Adams also reflects on the ties between food and earth. “When I think about our food system, it’s really our connection to place,” she says. “It’s such an honor to continue this way of life, to be so connected to our home—the lands, the waters, our indigenous place, and all that call that place home, as well: our fish, plant, bird relatives.”
Unfortunately, Indigenous peoples’ access to land has not always been guaranteed. As an example, Adams explains that her own community is fighting to protect their land in Alaska from oil drilling.
“Indigenous people have quite a challenge to the rights to our hunting and fishing and food sovereignty,” she says. “Our family has a story for every bend of the river and every trail… It’s important that we maintain that stewardship over our land.”
Panelists also call out other challenges Indigenous communities struggle with: an absence of food sovereignty, poor public health, and an abundance of food swamps, or areas that only have access to unhealthy food.
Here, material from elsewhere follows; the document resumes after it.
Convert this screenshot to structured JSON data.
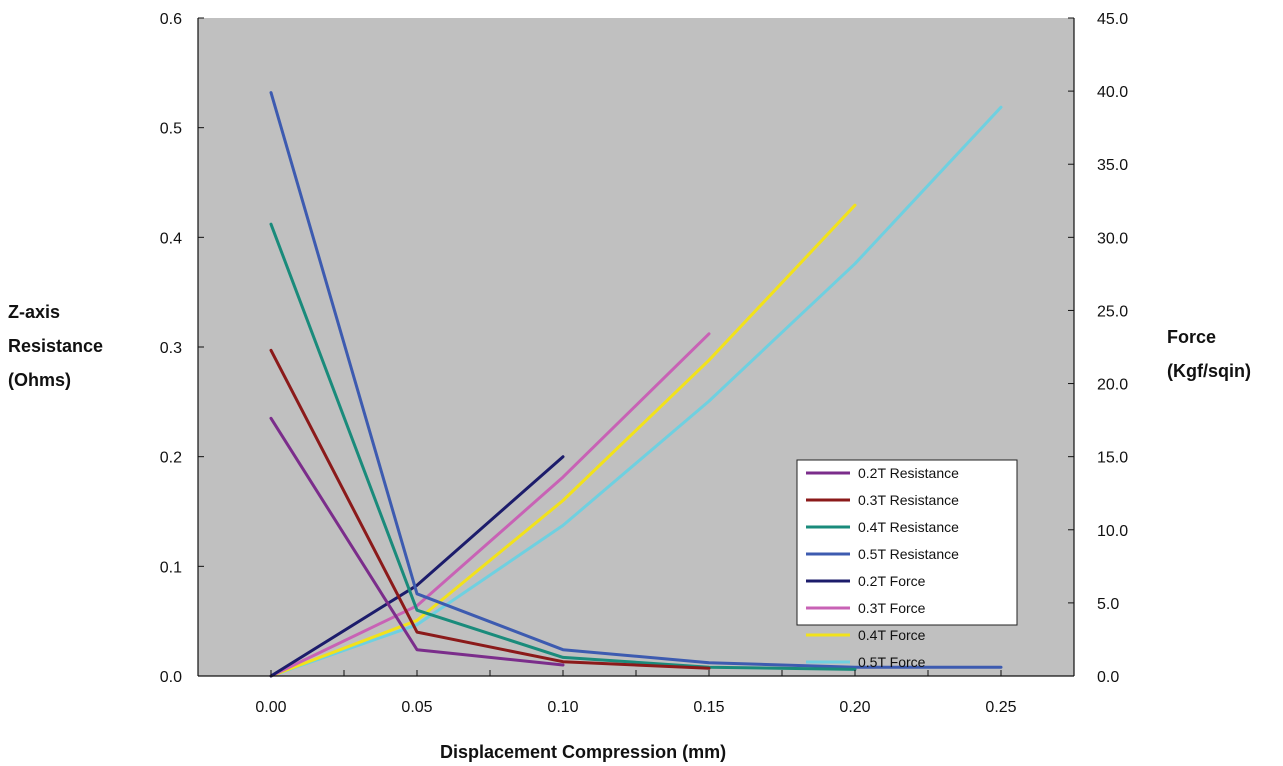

Livingston suggests that, in order to continue to effect change, Indigenous women must process their own traumas. “How do we serve out of grief?” she contemplates. Livingston continues with examples of Indigenous self-care: drinking greenthread tea, braiding one’s hair, and planting seeds.
“We need to hold those spaces even more during this time so that we come out stronger, we come out more resilient,” she says.